The background suppression constraint module performs binarization processing to change all pixel values of the frame image which are not 0 to 1.

Because the foreground object and the background object both move continuously in the video, and the change of the pixel value is continuous, when the moving object passes through a certain area, the pixel value of the area changes, and the fluctuation of the pixel value is also taken as potential feature extraction in the process of extracting the feature by the algorithm, thereby causing false detection.

In this example, the binarization process would be to normally-behave frame images

And predicting the result

All the pixel values which are not 0 in the background image are changed into 1, and then the problem that the pixel value of a moving target passing area is not 0 caused by target motion is solved through the difference frame of the two pixel values, so that dynamic background information is suppressed, and the accuracy of detection is improved.

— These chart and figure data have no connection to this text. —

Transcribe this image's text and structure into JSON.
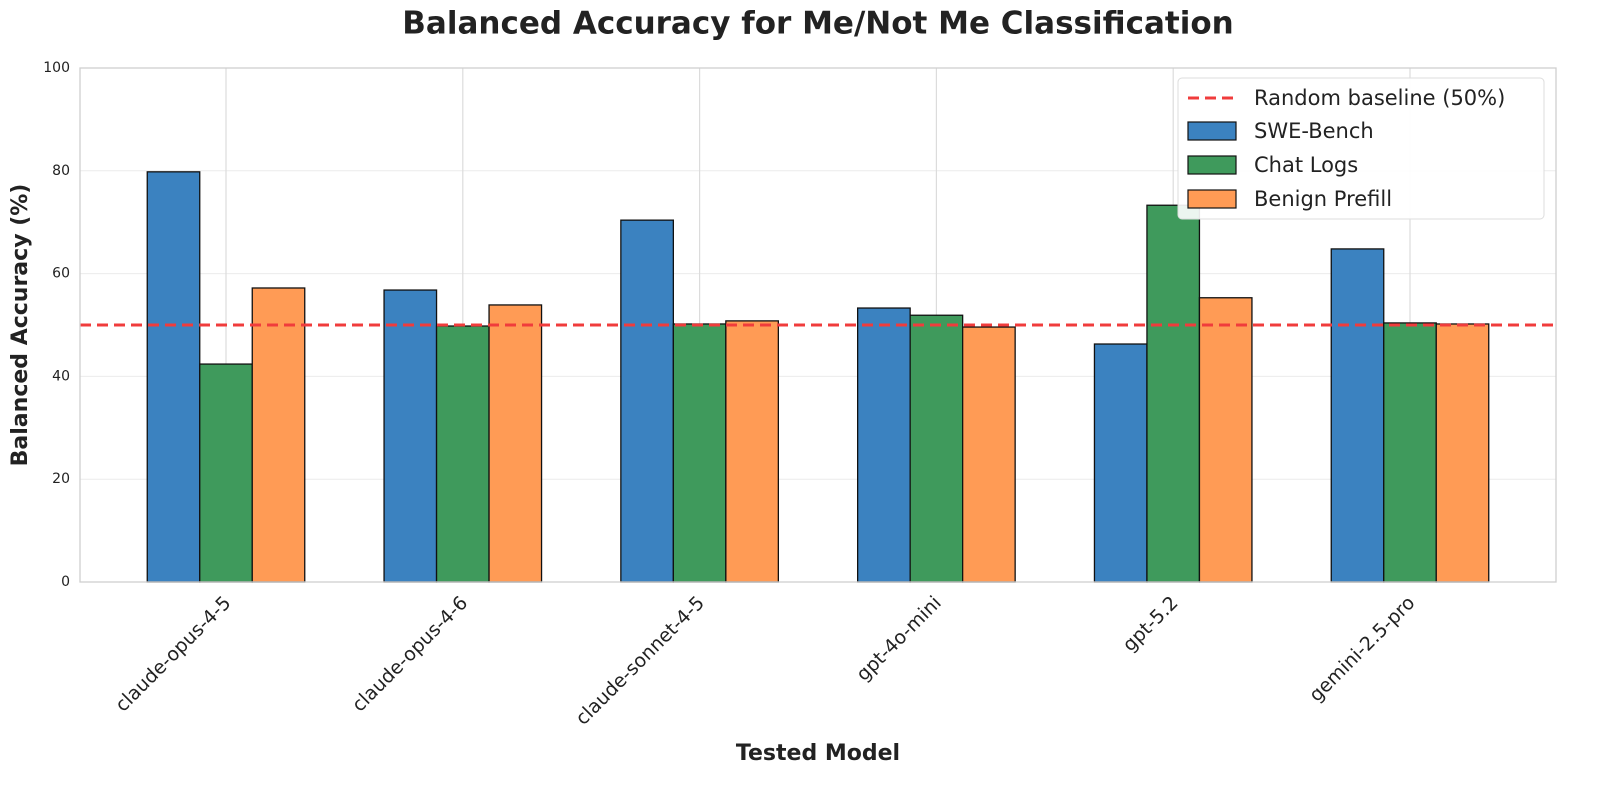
{
  "chart_data": {
    "type": "bar",
    "title": "Balanced Accuracy for Me/Not Me Classification",
    "x_label": "Tested Model",
    "y_label": "Balanced Accuracy (%)",
    "categories": [
      "claude-opus-4-5",
      "claude-opus-4-6",
      "claude-sonnet-4-5",
      "gpt-4o-mini",
      "gpt-5.2",
      "gemini-2.5-pro"
    ],
    "series": [
      {
        "name": "SWE-Bench",
        "color": "#3b82c0",
        "values": [
          79.8,
          56.8,
          70.4,
          53.3,
          46.3,
          64.8
        ]
      },
      {
        "name": "Chat Logs",
        "color": "#3f9a5c",
        "values": [
          42.4,
          49.8,
          50.2,
          51.9,
          73.3,
          50.4
        ]
      },
      {
        "name": "Benign Prefill",
        "color": "#ff9b55",
        "values": [
          57.2,
          53.9,
          50.8,
          49.6,
          55.3,
          50.2
        ]
      }
    ],
    "reference_line": {
      "value": 50,
      "label": "Random baseline (50%)",
      "color": "#f03c3c"
    },
    "ylim": [
      0,
      100
    ],
    "yticks": [
      0,
      20,
      40,
      60,
      80,
      100
    ],
    "grid": true,
    "legend": "upper right"
  }
}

(3d) Using a background suppression loss function L_BGSDisclosure of the inventionFor treating

And

(3e) Using a counter-propagating method and passing through L_restrainCalculate H_tGradient of network parameters, then by H using a random gradient descent method_tNetwork parameter gradient of (a) to network parameter theta_{G1_t}、θ_{G2_t}、θ_{G3_t}、θ_{G4_t}Updating to obtain the unsupervised abnormal behavior detection network model H of the iteration_t；

stochastic gradient descent algorithm through H_tNetwork parameter gradient pair H_tCharacteristic extraction network parameter theta of_{G1_t}Memorizing the convolution neural network parameter theta_{G2_t}Transposed convolutional neural network parameter θ_{G3_t}Three-dimensional convolutional neural network parameter theta_{G4_t}Updating, wherein the updating formula is as follows:

m_t＝β₁·v_t-1+(1-β₁)·g_t

wherein: g_tIs the gradient at the number of iterations t,

extracting network parameters theta for features, respectively_{G1_t}Memorizing the convolution neural network parameter theta_{G2_t}Transposed convolutional neural network parameter θ_{G3_t}Three-dimensional convolutional neural network parameter theta_{G4_t}Updated parameters, { f_ti(θ) | i ═ 1,2,3,4} is the parameter θ_{Gi_t}Objective function of, beta₁，β₂Exponential decay rates of the first and second moments, { m }, respectively_ti1,2,3,4 is H_tFirst moment estimation of network parameter gradients, { v }_tiI | ═ 1,2,3,4} is for H_tAn estimate of the second moment of the gradient of the network parameter,

is a pair { m_tiCorrection of i | 1,2,3,4},

is beta_iTo the power of t of (a),

for { v_tiCorrection of | i ═ 1,2,3,4 [ { α ]_iI | ═ 1,2,3,4} is the learning rate, { ε_iI | ═ 1,2,3,4} is a constant added to maintain numerical stability.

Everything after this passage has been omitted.